Home Again...
I picked up Oliver's ashes today. I hadn't heard from the vet so I finally broke down and called them myself today. I should have done it sooner, but I just couldn't. I know he is gone, but bringing his remains home just makes it even more real. I have been crying ever since I went to the vet's office. I know Ollie wasn't going to live forever and I know that he had a good life. I just miss him.
I plan on finally putting up his litter box, toys and whatnot tonight. I also plan on packing up his food and snacks to take to my mother. I have put it off long enough and it is time. I let myself get distracted with all that other bullshit which prevented me from dealing with the loss of Oliver. I need to grieve now. As so many people have told me lately, it is time I concentrate on taking care of myself. And right now, I need to mourn the loss of my baby.

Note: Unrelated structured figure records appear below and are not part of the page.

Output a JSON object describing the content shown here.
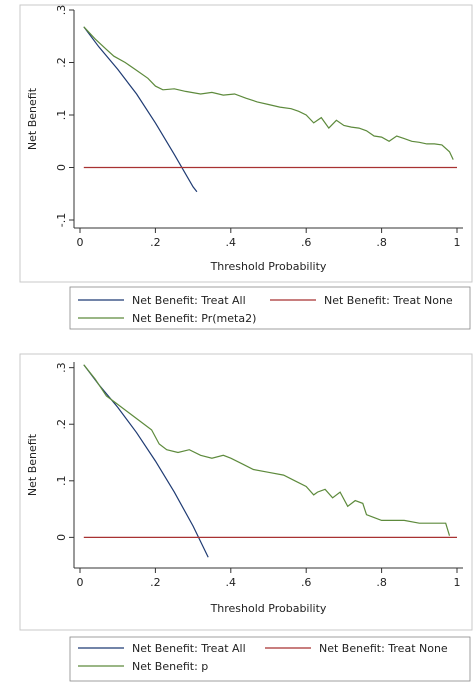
{
  "chart_data": [
    {
      "type": "line",
      "title": "",
      "xlabel": "Threshold Probability",
      "ylabel": "Net Benefit",
      "xlim": [
        0,
        1
      ],
      "ylim": [
        -0.1,
        0.3
      ],
      "x_ticks": [
        0,
        0.2,
        0.4,
        0.6,
        0.8,
        1
      ],
      "x_tick_labels": [
        "0",
        ".2",
        ".4",
        ".6",
        ".8",
        "1"
      ],
      "y_ticks": [
        -0.1,
        0,
        0.1,
        0.2,
        0.3
      ],
      "y_tick_labels": [
        "-.1",
        "0",
        ".1",
        ".2",
        ".3"
      ],
      "grid": false,
      "legend_position": "bottom",
      "series": [
        {
          "name": "Net Benefit: Treat All",
          "color": "#1f3b73",
          "x": [
            0.01,
            0.05,
            0.1,
            0.15,
            0.2,
            0.25,
            0.3,
            0.31
          ],
          "y": [
            0.268,
            0.23,
            0.187,
            0.14,
            0.085,
            0.025,
            -0.037,
            -0.046
          ]
        },
        {
          "name": "Net Benefit: Treat None",
          "color": "#a83232",
          "x": [
            0.01,
            1.0
          ],
          "y": [
            0,
            0
          ]
        },
        {
          "name": "Net Benefit: Pr(meta2)",
          "color": "#5d8a3c",
          "x": [
            0.01,
            0.04,
            0.07,
            0.09,
            0.12,
            0.15,
            0.18,
            0.2,
            0.22,
            0.25,
            0.28,
            0.32,
            0.35,
            0.38,
            0.41,
            0.44,
            0.47,
            0.5,
            0.53,
            0.56,
            0.58,
            0.6,
            0.62,
            0.64,
            0.66,
            0.68,
            0.7,
            0.72,
            0.74,
            0.76,
            0.78,
            0.8,
            0.82,
            0.84,
            0.86,
            0.88,
            0.9,
            0.92,
            0.94,
            0.96,
            0.98,
            0.99
          ],
          "y": [
            0.268,
            0.245,
            0.225,
            0.212,
            0.2,
            0.185,
            0.17,
            0.155,
            0.148,
            0.15,
            0.145,
            0.14,
            0.143,
            0.138,
            0.14,
            0.132,
            0.125,
            0.12,
            0.115,
            0.112,
            0.107,
            0.1,
            0.085,
            0.095,
            0.075,
            0.09,
            0.08,
            0.077,
            0.075,
            0.07,
            0.06,
            0.058,
            0.05,
            0.06,
            0.055,
            0.05,
            0.048,
            0.045,
            0.045,
            0.043,
            0.03,
            0.015
          ]
        }
      ]
    },
    {
      "type": "line",
      "title": "",
      "xlabel": "Threshold Probability",
      "ylabel": "Net Benefit",
      "xlim": [
        0,
        1
      ],
      "ylim": [
        -0.04,
        0.31
      ],
      "x_ticks": [
        0,
        0.2,
        0.4,
        0.6,
        0.8,
        1
      ],
      "x_tick_labels": [
        "0",
        ".2",
        ".4",
        ".6",
        ".8",
        "1"
      ],
      "y_ticks": [
        0,
        0.1,
        0.2,
        0.3
      ],
      "y_tick_labels": [
        "0",
        ".1",
        ".2",
        ".3"
      ],
      "grid": false,
      "legend_position": "bottom",
      "series": [
        {
          "name": "Net Benefit: Treat All",
          "color": "#1f3b73",
          "x": [
            0.01,
            0.05,
            0.1,
            0.15,
            0.2,
            0.25,
            0.3,
            0.34
          ],
          "y": [
            0.305,
            0.27,
            0.23,
            0.185,
            0.135,
            0.08,
            0.02,
            -0.035
          ]
        },
        {
          "name": "Net Benefit: Treat None",
          "color": "#a83232",
          "x": [
            0.01,
            1.0
          ],
          "y": [
            0,
            0
          ]
        },
        {
          "name": "Net Benefit: p",
          "color": "#5d8a3c",
          "x": [
            0.01,
            0.04,
            0.07,
            0.1,
            0.13,
            0.16,
            0.19,
            0.21,
            0.23,
            0.26,
            0.29,
            0.32,
            0.35,
            0.38,
            0.4,
            0.43,
            0.46,
            0.5,
            0.54,
            0.57,
            0.6,
            0.62,
            0.63,
            0.65,
            0.67,
            0.69,
            0.71,
            0.73,
            0.75,
            0.76,
            0.78,
            0.8,
            0.83,
            0.86,
            0.9,
            0.93,
            0.95,
            0.97,
            0.98
          ],
          "y": [
            0.305,
            0.28,
            0.25,
            0.235,
            0.22,
            0.205,
            0.19,
            0.165,
            0.155,
            0.15,
            0.155,
            0.145,
            0.14,
            0.145,
            0.14,
            0.13,
            0.12,
            0.115,
            0.11,
            0.1,
            0.09,
            0.075,
            0.08,
            0.085,
            0.07,
            0.08,
            0.055,
            0.065,
            0.06,
            0.04,
            0.035,
            0.03,
            0.03,
            0.03,
            0.025,
            0.025,
            0.025,
            0.025,
            0.003
          ]
        }
      ]
    }
  ]
}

I know to some people he was just a cat, but to me he was my child. And his absence in my life is profound. I hope where ever he is that he knows how much I love & miss him. I hope he knows how important he was to me and that nothing is ever going to change that.
2 Comments:
Hey.. Sorry to hear about Oliver. Are you doing OK? As for Joe, forget about him. Come join the Republican party-- we don't treat our members like that. :-)
I have been doing okay. Some days are better than others though.
Thanks, but no thanks on joining the Republican party. I may be depressed, but I haven't completely lost my mind!